Why these choices — each driven by a concrete failure mode or scale constraint.
- Cassandra for event storage. Write-heavy time-series workload with no complex joins — Cassandra's partition-key model gives linear write scale without the overhead of a relational engine. Time-based partition keys are tuned specifically for the time-series read pattern, keeping read latency flat as the dataset grows.
- Spark Structured Streaming over Kafka Streams. Kafka Streams is JVM-only and handles stateful aggregations over short windows cleanly, but Spark's Python API unlocks the broader ML and data engineering ecosystem. Spark also handles larger stateful windows more naturally and integrates directly with the existing Airflow orchestration layer for checkpoint management.
- Airflow for ingestion orchestration over custom cron. The ingestion job needs retry-on-failure, backfill after an outage, and per-run visibility — the external API returning an error shouldn't silently drop a window of events. Airflow gives that out of the box; cron gives a black box. It's one DAG today, but the model scales to multi-stage dependencies without a rewrite.

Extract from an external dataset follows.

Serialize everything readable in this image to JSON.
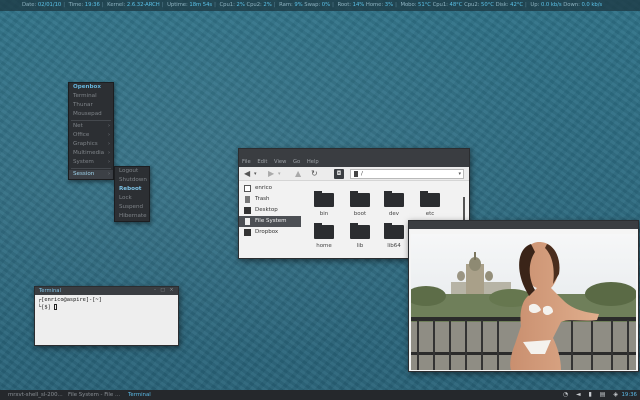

- Time-based Cassandra partition keys. A naive key design on a write-heavy time-series workload creates hotspots — all writes land on the same partition until the TTL rotates. Time-bucketed partition keys (hourly or daily depending on throughput) distribute writes across the cluster without manual resharding.
Full Docker Compose stack · real Kafka topics · Grafana panels updating in near real time.

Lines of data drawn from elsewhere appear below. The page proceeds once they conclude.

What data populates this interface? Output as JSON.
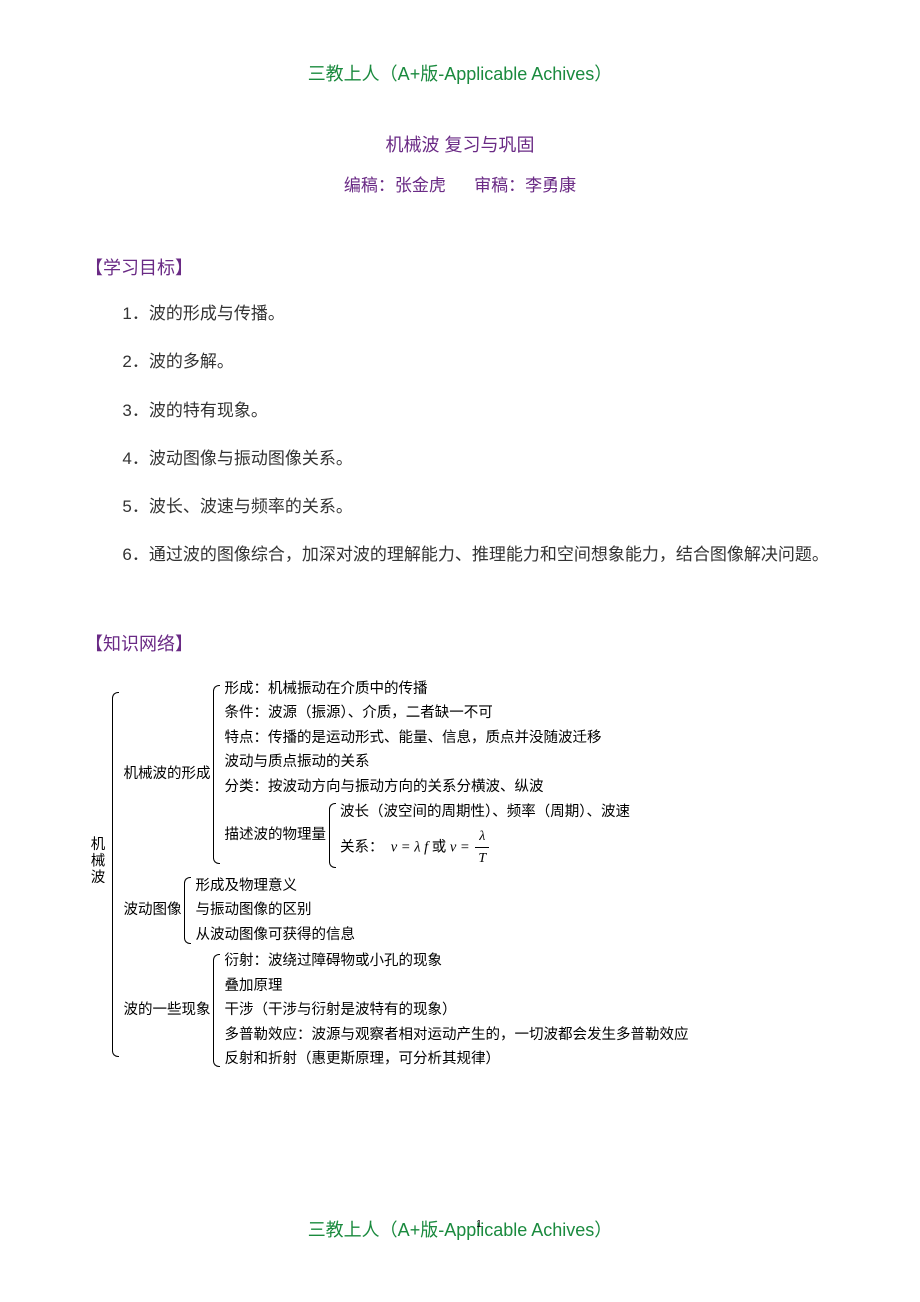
{
  "header": {
    "mark": "三教上人（A+版-Applicable Achives）"
  },
  "footer": {
    "mark_prefix": "三教上人（A+版-App",
    "mark_suffix": "licable Achives）",
    "page_num": "1"
  },
  "title": "机械波 复习与巩固",
  "author": {
    "label1": "编稿：",
    "name1": "张金虎",
    "label2": "审稿：",
    "name2": "李勇康"
  },
  "section_goals_head": "【学习目标】",
  "goals": {
    "g1": "1．波的形成与传播。",
    "g2": "2．波的多解。",
    "g3": "3．波的特有现象。",
    "g4": "4．波动图像与振动图像关系。",
    "g5": "5．波长、波速与频率的关系。",
    "g6": "6．通过波的图像综合，加深对波的理解能力、推理能力和空间想象能力，结合图像解决问题。"
  },
  "section_net_head": "【知识网络】",
  "net": {
    "root": "机械波",
    "b1": {
      "label": "机械波的形成",
      "l1": "形成：机械振动在介质中的传播",
      "l2": "条件：波源（振源）、介质，二者缺一不可",
      "l3": "特点：传播的是运动形式、能量、信息，质点并没随波迁移",
      "l4": "波动与质点振动的关系",
      "l5": "分类：按波动方向与振动方向的关系分横波、纵波",
      "b1_6": {
        "label": "描述波的物理量",
        "l1": "波长（波空间的周期性）、频率（周期）、波速",
        "l2_pre": "关系：",
        "f1_left": "v = λ f",
        "mid": " 或 ",
        "f2_v": "v =",
        "f2_num": "λ",
        "f2_den": "T"
      }
    },
    "b2": {
      "label": "波动图像",
      "l1": "形成及物理意义",
      "l2": "与振动图像的区别",
      "l3": "从波动图像可获得的信息"
    },
    "b3": {
      "label": "波的一些现象",
      "l1": "衍射：波绕过障碍物或小孔的现象",
      "l2": "叠加原理",
      "l3": "干涉（干涉与衍射是波特有的现象）",
      "l4": "多普勒效应：波源与观察者相对运动产生的，一切波都会发生多普勒效应",
      "l5": "反射和折射（惠更斯原理，可分析其规律）"
    }
  }
}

What broke — and what I fixed after a hard look at the failure modes.
- The Spark checkpoint was writing to /tmp — one restart away from correctness loss. An OOM kill or container restart wipes /tmp, so Spark would re-consume from latest (dropping in-flight events) or earliest (duplicating everything) — either way, correctness is gone. The fix: point checkpointLocation at a persistent volume (/opt/spark/checkpoints) so offset state survives a restart. That's what makes the exactly-once-on-restart claim actually true.
- Prometheus counters incremented before the Cassandra write was confirmed — so the dashboard lied. A partial or failed write still bumped the "processed" counter, making the observability layer report healthy throughput while data was silently dropping. The fix: increment metrics only after the write commits, so the panels reflect what actually landed in Cassandra.

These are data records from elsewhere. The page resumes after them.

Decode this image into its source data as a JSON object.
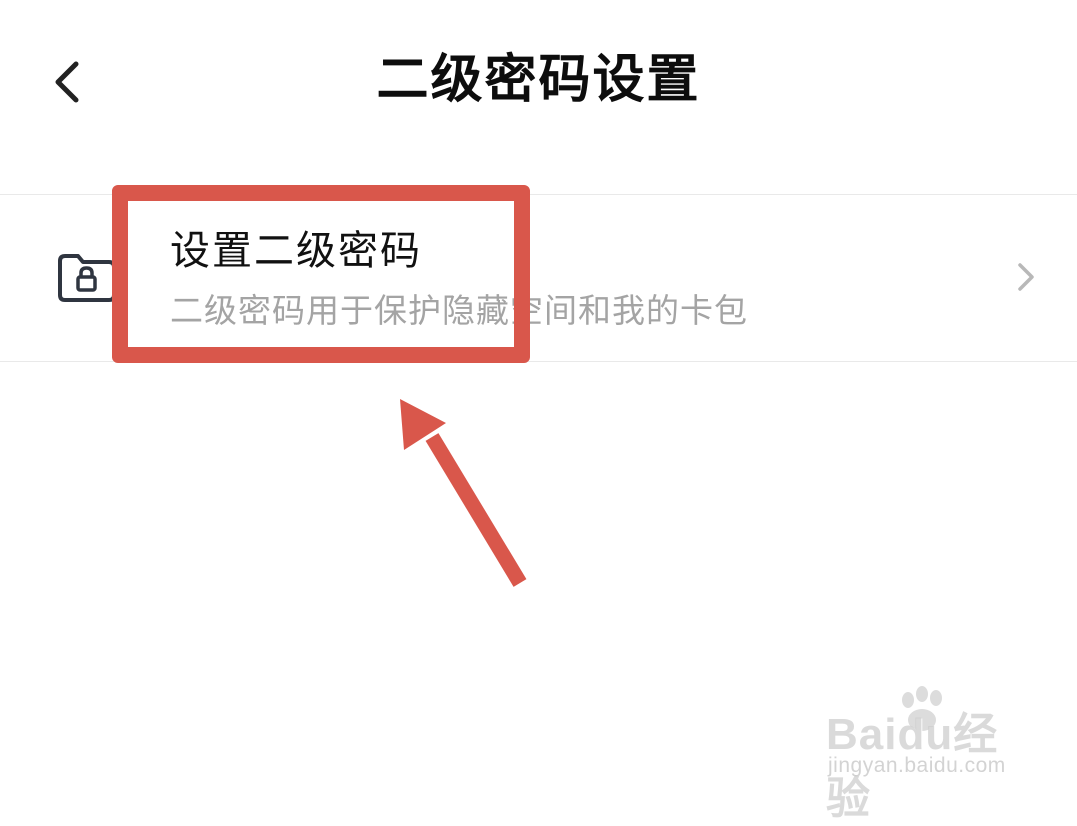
{
  "header": {
    "title": "二级密码设置",
    "back_icon": "chevron-left-icon"
  },
  "setting": {
    "title": "设置二级密码",
    "description": "二级密码用于保护隐藏空间和我的卡包",
    "leading_icon": "folder-lock-icon",
    "trailing_icon": "chevron-right-icon"
  },
  "annotation": {
    "highlight_color": "#d9574b",
    "arrow_color": "#d9574b"
  },
  "watermark": {
    "logo_text": "Baidu经验",
    "url": "jingyan.baidu.com"
  }
}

- The producer set linger_ms for batching, then blocked on future.get() per message — negating it. Waiting on each send's future serialised the whole producer, so the buffer never filled and throughput stayed low. The fix (in the stress producer): large batches, low linger, and a thread pool of senders — which is how the pipeline reached ~2.8k msg/sec.
- The JMX exporter lumped COUNTER and GAUGE metrics under one pattern, and a Kafka query used a _total suffix that didn't match the exported name — so Grafana panels read empty. Nothing errored; the panels just silently showed nothing until the metric names lined up. The fix: separate the JMX patterns by metric type and align the PromQL to the actual exported metric names.